Abstract

The growing political, legal and academic attention to the phenomena grouped under the umbrella term ‘trafficking in persons’ over the last two decades resulted in various instruments defining trafficking and related concepts, and initiatives promoting different strategies towards its eradication. Many of those instruments and initiatives focused on trafficking for prostitution or sexual exploitation. Yet, awareness of the need to address severe labour exploitation within the trafficking framework is also growing. With this awareness, scholars and activists debate whether what was developed as a criminal justice response to smuggling and prostitution is an appropriate framework to address labour exploitation and systematic failures to protect vulnerable workers.1Labour Exploitation in Human Trafficking Law is a welcome and important addition to these debates. The book relies on international and domestic (Belgium and England and Wales) standards and case-law to consider the legal frameworks for severe labour exploitation—both established and emerging. The term ‘labour exploitation’ is used to consider together established legal definitions—slavery, servitude and forced labour—both as ‘stand-alone’ offences, and as the result of trafficking in persons under the trafficking umbrella.

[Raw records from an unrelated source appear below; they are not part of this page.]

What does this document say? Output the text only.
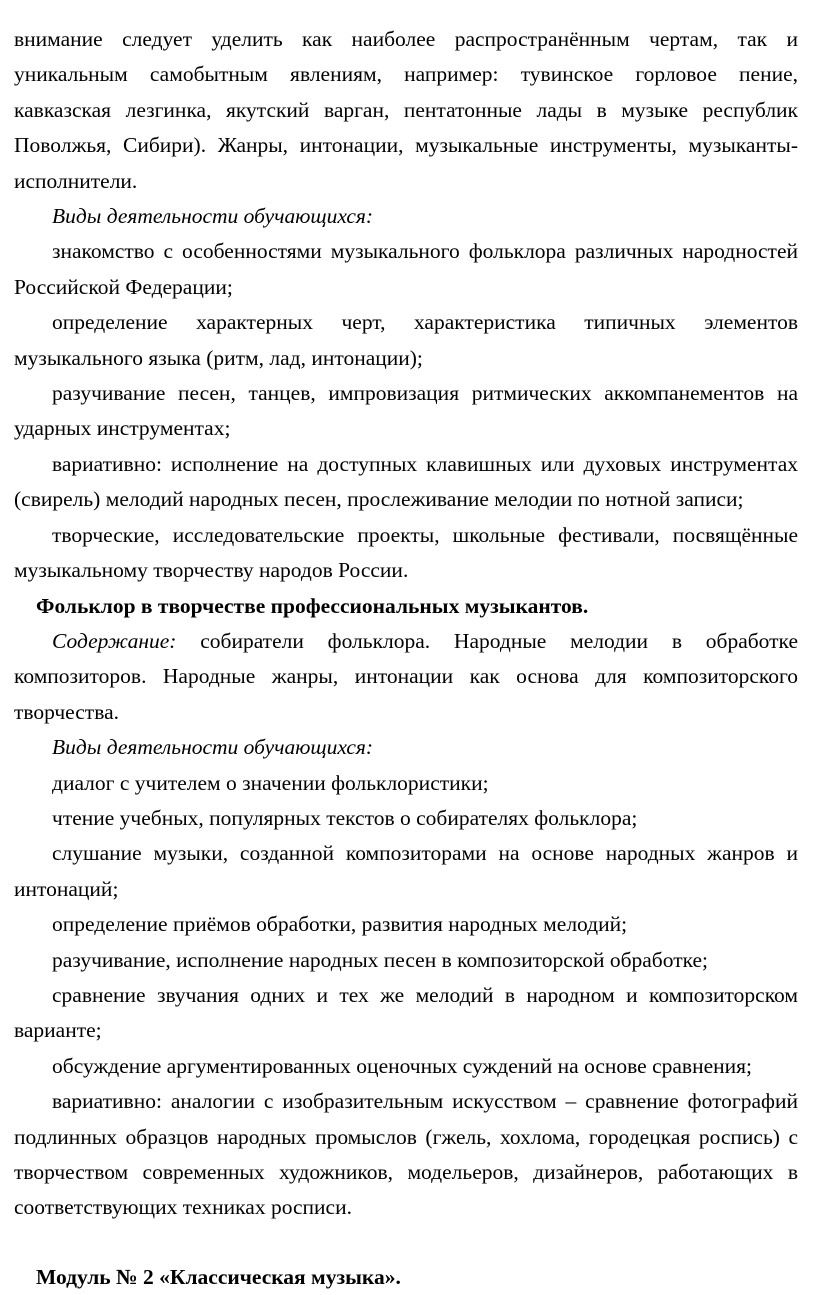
внимание следует уделить как наиболее распространённым чертам, так и уникальным самобытным явлениям, например: тувинское горловое пение, кавказская лезгинка, якутский варган, пентатонные лады в музыке республик Поволжья, Сибири). Жанры, интонации, музыкальные инструменты, музыканты-исполнители.

Виды деятельности обучающихся:

знакомство с особенностями музыкального фольклора различных народностей Российской Федерации;

определение характерных черт, характеристика типичных элементов музыкального языка (ритм, лад, интонации);

разучивание песен, танцев, импровизация ритмических аккомпанементов на ударных инструментах;

вариативно: исполнение на доступных клавишных или духовых инструментах (свирель) мелодий народных песен, прослеживание мелодии по нотной записи;

творческие, исследовательские проекты, школьные фестивали, посвящённые музыкальному творчеству народов России.

Фольклор в творчестве профессиональных музыкантов.

Содержание: собиратели фольклора. Народные мелодии в обработке композиторов. Народные жанры, интонации как основа для композиторского творчества.

Виды деятельности обучающихся:

диалог с учителем о значении фольклористики;

чтение учебных, популярных текстов о собирателях фольклора;

слушание музыки, созданной композиторами на основе народных жанров и интонаций;

определение приёмов обработки, развития народных мелодий;

разучивание, исполнение народных песен в композиторской обработке;

сравнение звучания одних и тех же мелодий в народном и композиторском варианте;

обсуждение аргументированных оценочных суждений на основе сравнения;

вариативно: аналогии с изобразительным искусством – сравнение фотографий подлинных образцов народных промыслов (гжель, хохлома, городецкая роспись) с творчеством современных художников, модельеров, дизайнеров, работающих в соответствующих техниках росписи.

Модуль № 2 «Классическая музыка».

The notion of trafficking focuses on forced or coerced movement, especially across borders. The criminalisation of movement is at the heart of the dominant approach to trafficking. Labour Exploitation in Human Trafficking Law, while still looking at criminal justice interventions, shifts the focus from facilitation of movement to its purpose, the exploitation itself. It does so in four parts. The book’s contribution to academic literature and debates is strongest in the first and last parts, and in the conceptualisation resulting from their combination.